Psychiatry-Bench: A Multi-Task Benchmark for LLMs in Psychiatry
This addresses the problem of unreliable LLM evaluations in psychiatry for clinicians and researchers, though it is incremental as it builds on existing benchmarking efforts.
The authors tackled the lack of clinically valid benchmarks for evaluating large language models (LLMs) in psychiatry by introducing PsychiatryBench, a multi-task benchmark based on expert-validated psychiatric textbooks and casebooks, and found substantial gaps in clinical consistency and safety, particularly in multi-turn follow-up and management tasks.

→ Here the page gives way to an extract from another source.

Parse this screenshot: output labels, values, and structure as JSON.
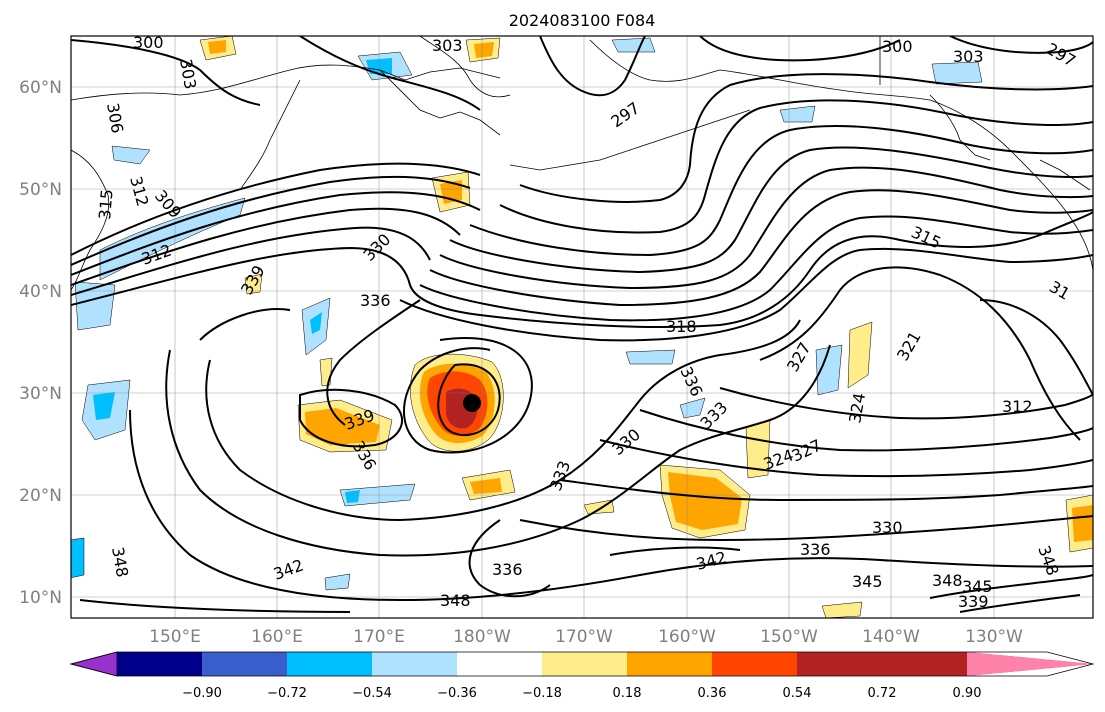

Large language models (LLMs) hold great promise in enhancing psychiatric practice, from improving diagnostic accuracy to streamlining clinical documentation and therapeutic support. However, existing evaluation resources heavily rely on small clinical interview corpora, social media posts, or synthetic dialogues, which limits their clinical validity and fails to capture the full complexity of psychiatric reasoning. In this work, we introduce PsychiatryBench, a rigorously curated benchmark grounded exclusively in authoritative, expert-validated psychiatric textbooks and casebooks. PsychiatryBench comprises eleven distinct question-answering tasks ranging from diagnostic reasoning and treatment planning to longitudinal follow-up, management planning, clinical approach, sequential case analysis, and multiple-choice/extended matching formats totaling over 5,300 expert-annotated items. We evaluate a diverse set of frontier LLMs (including Google Gemini, DeepSeek, LLaMA 3, and QWQ-32) alongside leading open-source medical models (e.g., OpenBiloLLM, MedGemma) using both conventional metrics and an "LLM-as-judge" similarity scoring framework. Our results reveal substantial gaps in clinical consistency and safety, particularly in multi-turn follow-up and management tasks, underscoring the need for specialized model tuning and more robust evaluation paradigms. PsychiatryBench offers a modular, extensible platform for benchmarking and improving LLM performance in high-stakes mental health applications.